Red Peter: Simians, Sacrifices and Scapegoats

 

In Red Peter's account of his becoming human, there is a sacrifice being made by Red Peter, and Red Peter becomes a scapegoat. Red Peter sacrifices his own apeness, his "simian self"[1], to find "a way out"[2] of his predicament. This may also be construed as a trade, though I will demonstrate why I believe the term "sacrifice" is more fitting.  Moreover, Red Peter acts as the scapegoat for Hagenbeck. Red Peter carries the sins of the Hagenbeck poachers, who release him from their control.

               For our purposes I will offer this loose definition of sacrifice: an offering, made to appease or solicit the favor of some deity or natural force. Red Peter offered his "simian self" to the humans around him to gain "a way out". At first glance, this does not seem like a sacrifice, however, I believe it is similar enough to a sacrifice to be analyzed as such. The "way out" is only possible through the recognition and the actions of the humans which surround Red Peter in different stages of his transformation. In this sense, he solicits their favor to gain the "way out". The humans which surround Red Peter also hold God-like power and authority over him. So, while Red Peter does not make an offering to a deity, he does make an offering to people who have a near-divine power over him.

               Red Peter's sacrifice flips the usual relation of humanity and nature in sacrifice.
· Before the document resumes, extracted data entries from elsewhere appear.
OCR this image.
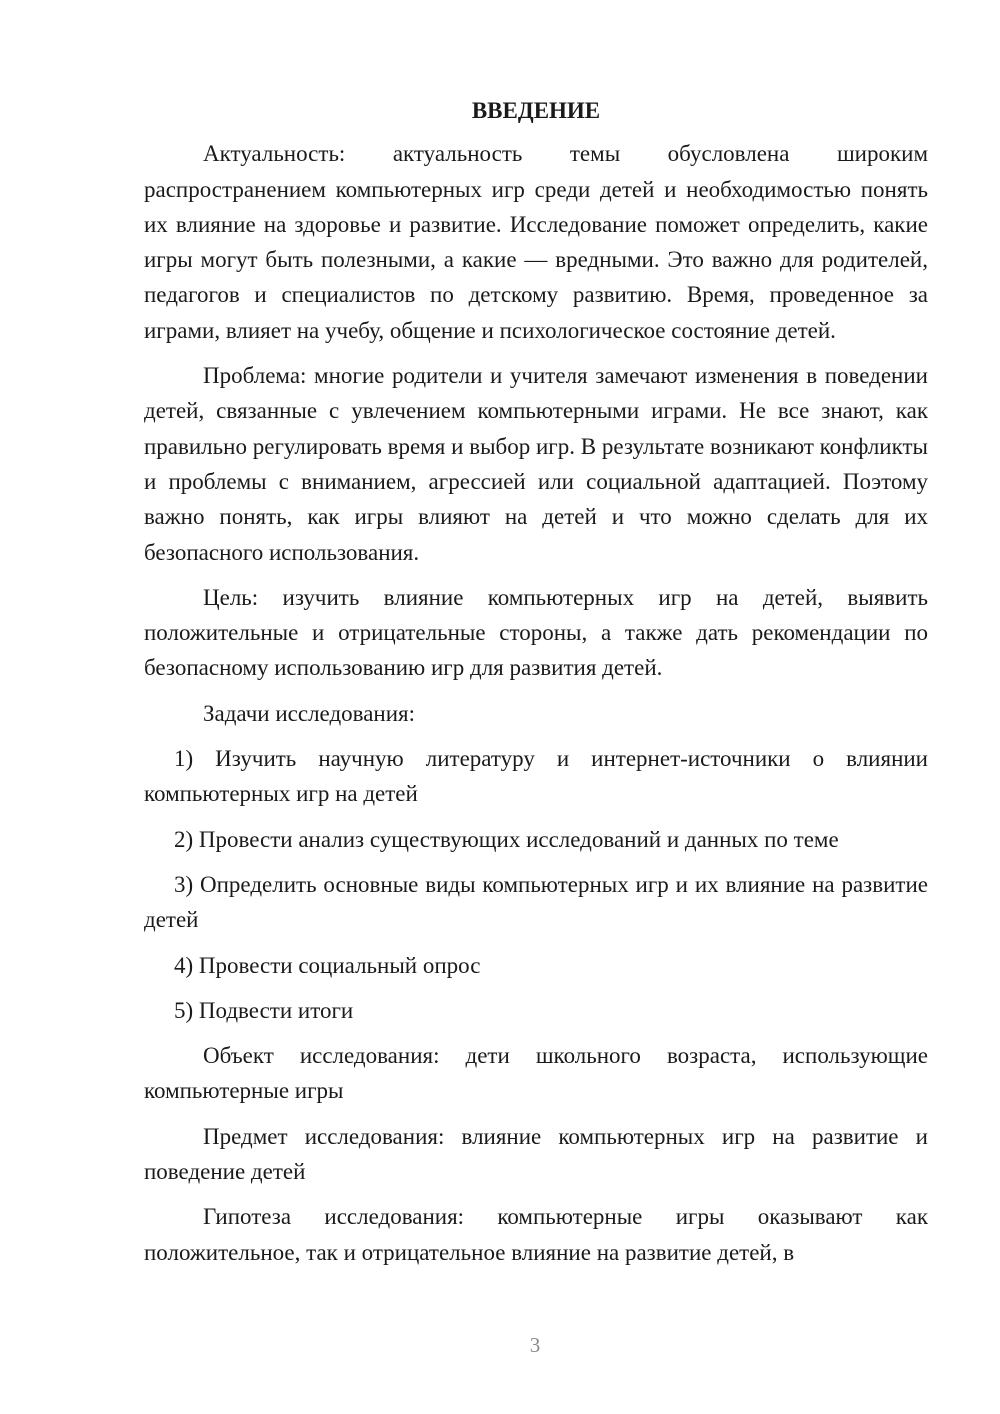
ВВЕДЕНИЕ

Актуальность: актуальность темы обусловлена широким распространением компьютерных игр среди детей и необходимостью понять их влияние на здоровье и развитие. Исследование поможет определить, какие игры могут быть полезными, а какие — вредными. Это важно для родителей, педагогов и специалистов по детскому развитию. Время, проведенное за играми, влияет на учебу, общение и психологическое состояние детей.

Проблема: многие родители и учителя замечают изменения в поведении детей, связанные с увлечением компьютерными играми. Не все знают, как правильно регулировать время и выбор игр. В результате возникают конфликты и проблемы с вниманием, агрессией или социальной адаптацией. Поэтому важно понять, как игры влияют на детей и что можно сделать для их безопасного использования.

Цель: изучить влияние компьютерных игр на детей, выявить положительные и отрицательные стороны, а также дать рекомендации по безопасному использованию игр для развития детей.

Задачи исследования:

1) Изучить научную литературу и интернет-источники о влиянии компьютерных игр на детей

2) Провести анализ существующих исследований и данных по теме

3) Определить основные виды компьютерных игр и их влияние на развитие детей

4) Провести социальный опрос

5) Подвести итоги

Объект исследования: дети школьного возраста, использующие компьютерные игры

Предмет исследования: влияние компьютерных игр на развитие и поведение детей

Гипотеза исследования: компьютерные игры оказывают как положительное, так и отрицательное влияние на развитие детей, в

3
Usually, in a sacrifice, it is a human or a group of humans sacrificing either its members or its products to a deity or a natural force. I would seem that, in a sacrifice, it is usually humans making an offering to nature. Whether a deity is a part of nature is dependent on the deity. With that said, sacrifice seems more akin to natural functions of deities, as bringers of seasonal change, abundance, and good fortune. Sacrifice to more animistic, pantheistic, immanent, or local sorts of deities is more of a sacrifice to nature, as these deities inhabit a natural, somewhat physical space. However, transcendent deities are by definition external to nature. The more transcendent a deity is, the less a sacrifice to said deity is a sacrifice to nature. Regardless, the usual relation seems to be humans sacrificing to nature, or to nature's master, or to a subset of nature. However, in Red Peter's sacrifice, a captured part of nature is offering a sacrifice to humans. Red Peter's "simian self", his natural apeness, is sacrificed to numerous humans. In return, Red Peter gains a way out. This way out is uncertain, and dependent on Red Peter's human captors, not unlike the uncertainty in the act of sacrifice to a deity. In both cases, the entity to which the sacrifice is offered may not reward it.
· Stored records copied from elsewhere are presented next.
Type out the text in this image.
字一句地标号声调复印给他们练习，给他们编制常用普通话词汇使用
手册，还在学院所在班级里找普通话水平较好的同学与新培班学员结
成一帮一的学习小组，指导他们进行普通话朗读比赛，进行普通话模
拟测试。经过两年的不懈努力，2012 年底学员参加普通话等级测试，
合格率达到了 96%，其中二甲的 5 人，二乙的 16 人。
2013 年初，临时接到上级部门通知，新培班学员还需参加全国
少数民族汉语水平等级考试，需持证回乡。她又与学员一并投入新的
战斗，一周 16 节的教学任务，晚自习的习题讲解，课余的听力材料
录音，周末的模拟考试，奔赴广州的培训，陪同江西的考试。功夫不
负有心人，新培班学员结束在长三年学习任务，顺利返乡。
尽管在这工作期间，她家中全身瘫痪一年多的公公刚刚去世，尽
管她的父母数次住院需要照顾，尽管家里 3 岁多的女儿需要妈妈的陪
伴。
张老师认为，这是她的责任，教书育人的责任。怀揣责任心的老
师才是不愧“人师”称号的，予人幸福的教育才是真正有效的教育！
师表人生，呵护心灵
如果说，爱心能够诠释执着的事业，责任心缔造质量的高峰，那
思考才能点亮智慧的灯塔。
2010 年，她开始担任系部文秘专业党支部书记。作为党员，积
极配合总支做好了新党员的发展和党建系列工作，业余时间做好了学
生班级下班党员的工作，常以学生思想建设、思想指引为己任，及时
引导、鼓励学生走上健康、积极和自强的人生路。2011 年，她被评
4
               What is this "simian self" that Red Peter offered? We know very little of it. Red Peter himself reports that this state of being is as far from him as the ape ancestors of the gentlemen of the academy are from them. Still, we have glimpses of it. We know that it lacks memory, seeing as Red Peter's first memories are of his interaction with humans. This echoes Nietzsche's description of animals as a-historical, mentioned in class. We know that this "simian self" is social, as Red Peter went to the watering hole with his companions. We know, based upon Red Peter's description of his female companion, that simians are bewildered by human training. Do human norms bewilder the simian self, or is it the cruelty of training by humans? In our world, Hagenbeck marketed itself as training the chimpanzees in a humane manner.[3] Both Red Peter's description of his female companion and his description of the innate cruelty of his learning process cast doubt on whether so-called humane training is even possible.  We also know that this "simian self" "tumbled out of itself" in Red Peter's rush to become human. A-historical, social, and driven away by the implementation of human norms upon it. These are the only characteristics of the "simian self" that we can gather from the report.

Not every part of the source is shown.